A while ago I posted the above photo from my phone to the Frontier Bushcraft Facebook page.
It shows Ian Lawson giving a fire-lighting demonstration (under nice, dry conditions) on our award-winning Bushcraft and Survival Foundation Course.
We received many good-natured, tongue-in-cheek comments about the apparent height of the flames, some asking if we’d set the fire on top of an oil well or gas main.
We also received a handful of negative comments, criticising the height of the flames and that it was “irresponsible” to light fires like this.
It certainly would be irresponsible to light any fire under certain – very dry – conditions. Every year we seem to witness the devastation caused by wildfires in parts of the US and bushfires in Australia.
But this wasn’t the basis of the criticism. It was purely that the flames were “too big”.
Unfortunately this type of armchair punditry is all too common these days.
When it comes to outdoor skills, arbitrary opinions formulated with no basis in experience are potentially dangerous.
Just because someone has an opinion, doesn’t make it valid.
What validates a practical technique – for any of us – is that it works (and works consistently).

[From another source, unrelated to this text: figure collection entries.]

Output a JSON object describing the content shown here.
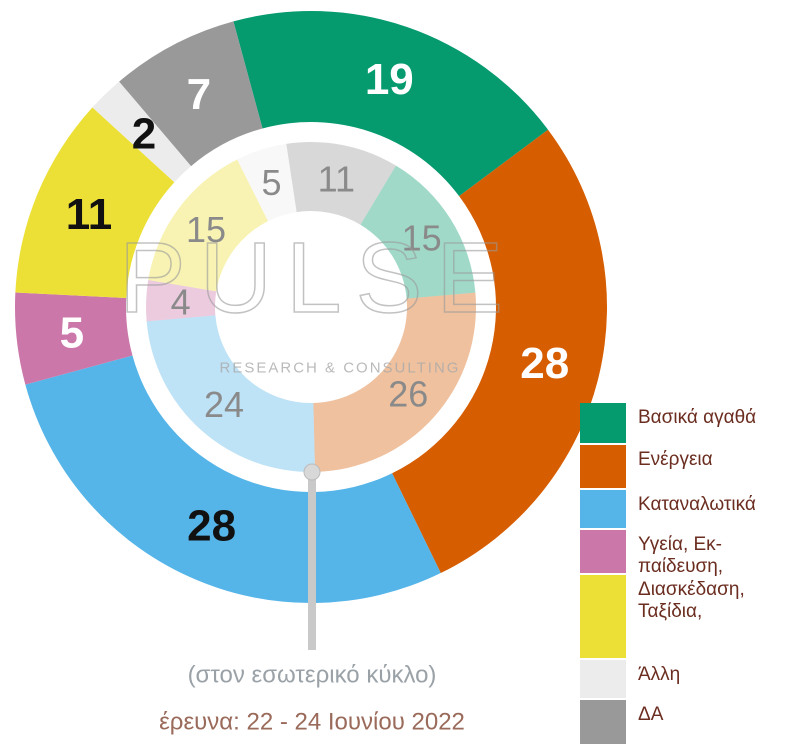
{
  "chart_data": {
    "type": "donut",
    "categories": [
      "Βασικά αγαθά",
      "Ενέργεια",
      "Καταναλωτικά",
      "Υγεία, Εκ-\nπαίδευση,",
      "Διασκέδαση,\nΤαξίδια,",
      "Άλλη",
      "ΔΑ"
    ],
    "colors": [
      "#069a6f",
      "#d65d00",
      "#55b4e8",
      "#cc77aa",
      "#ece037",
      "#ececec",
      "#999999"
    ],
    "series": [
      {
        "values": [
          19,
          28,
          28,
          5,
          11,
          2,
          7
        ],
        "start_angle": -105.2,
        "opacity": 1,
        "label_colors": [
          "#ffffff",
          "#ffffff",
          "#111111",
          "#ffffff",
          "#111111",
          "#111111",
          "#ffffff"
        ]
      },
      {
        "values": [
          15,
          26,
          24,
          4,
          15,
          5,
          11
        ],
        "start_angle": -59,
        "opacity": 0.38,
        "label_colors": [
          "#8a8a8a",
          "#8a8a8a",
          "#8a8a8a",
          "#8a8a8a",
          "#8a8a8a",
          "#8a8a8a",
          "#8a8a8a"
        ]
      }
    ],
    "watermark": "PULSE",
    "watermark_sub": "RESEARCH & CONSULTING",
    "note": "(στον εσωτερικό κύκλο)",
    "footer": "έρευνα:  22 - 24 Ιουνίου 2022"
  }
}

Why We Teach Fire-Lighting The Way We Do
There is a very clear and solid reason why we teach fire-lighting the way we do.
It works in the rain.
In very wet conditions, Henry Landon gave a textbook demonstration of fire-lighting.
He used only natural materials collected from the surrounding forest and a single match to light the fire…
You don’t need to be in a survival situation for the ability to light a fire in wet conditions to be valuable.
Hypothermia is one of the biggest risks outdoors.
You could just be at the end of a long hard day on a canoe expedition or hike.
Moreover, if you can’t get a fire going when you are a long way out in wild country, it could become a survival situation.
The time you most need a fire is generally when it is hardest to light one.
So it’s not irresponsible to teach fire-lighting this way. It would be irresponsible not to teach it the way we do.
It’s actually our responsibility to teach fire-lighting in a way that gives our clients the best chances of getting a fire going in the worst conditions they could encounter. That’s our job as instructors – to teach real-world skills for real-world situations.
That’s why we teach fire-lighting the way we do.